Tanaman Digunakan untuk Variabilitas yang Paling Mungkin untuk Beradaptasi Terhadap Perubahan Iklim
Tanggal: 20 Des 2017 17:44 wib.
Studi menunjukkan perubahan pola curah hujan dan peningkatan prevalensi kekeringan berkepanjangan, bukan suhu yang meningkat, merupakan ancaman terbesar bagi kesehatan tanaman.
Namun saat sebuah studi baru yang dipublikasikan di jurnal Nature Ecology and Evolution menunjukkan, tidak semua populasi tanaman akan beresiko sama. Studi ini adalah salah satu yang pertama menguji bagaimana populasi spesies tanaman yang berbeda akan terpengaruh oleh perubahan iklim.
Hasil penelitian tersebut menyarankan tanaman yang tinggal di tempat yang sudah mengalami variabilitas curah hujan tingkat tinggi dan kekeringan yang sering akan lebih mampu bertahan menghadapi perubahan iklim.
Periset dengan Max Planck Institute di Jerman menanam selai mustar di puluhan lokasi di Afrika Utara, Spanyol, Eropa Tengah dan Swedia utara. Para ilmuwan menyebabkan tanaman mengalami kekeringan parah dan mengamati kemampuan mereka untuk bertahan hidup.

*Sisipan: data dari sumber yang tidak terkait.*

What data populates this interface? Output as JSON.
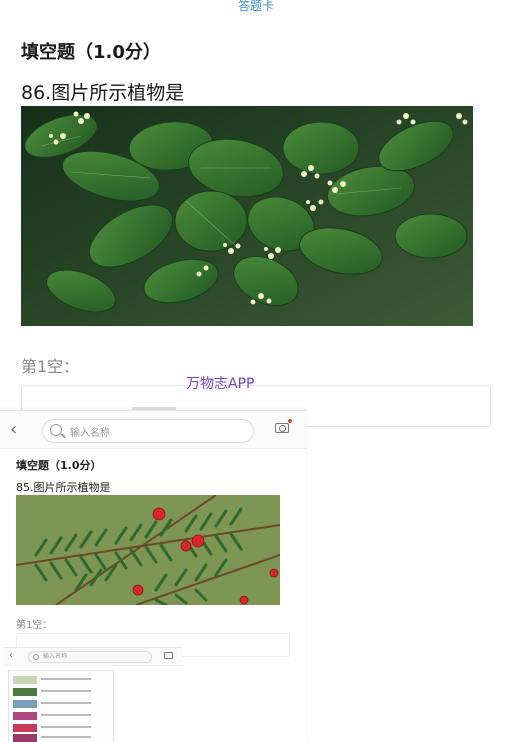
{
  "header": {
    "answer_card": "答题卡"
  },
  "question": {
    "type": "填空题（1.0分）",
    "text": "86.图片所示植物是",
    "blank_label": "第1空："
  },
  "watermark": "万物志APP",
  "nested_screenshot": {
    "search_placeholder": "输入名称",
    "question_type": "填空题（1.0分）",
    "question_text": "85.图片所示植物是",
    "blank_label": "第1空："
  },
  "nested_screenshot_2": {
    "search_placeholder": "输入名称"
  },
  "colors": {
    "accent": "#3a8fd8",
    "watermark": "#7b3fc9",
    "leaf": "#2f6a2c",
    "berry": "#d8272a"
  },
  "icons": [
    "back-icon",
    "search-icon",
    "camera-icon"
  ]
}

Analisis genom menunjukkan adanya mutasi yang berkorelasi dengan sifat adaptif dan survivabilitas. Dengan menggunakan model iklim terbaru, para peneliti memetakan variasi genetik yang berbeda terkait dengan adaptasi tanaman.
Periset menemukan tanaman di Eropa Tengah adalah yang pertama mati. Tanaman yang tumbuh di Mediterania dan Swedia utara terbukti paling tangguh.
"Saya terkejut menyentuh tanah di pot tanaman dari Swedia utara dan Spanyol, menemukannya benar-benar kering dan rapuh, sementara tanaman bertahan dengan daun hijau kaya," Moises Exposito-Alonso, seorang ahli biologi di Institut Max Planck , kata dalam sebuah rilis berita.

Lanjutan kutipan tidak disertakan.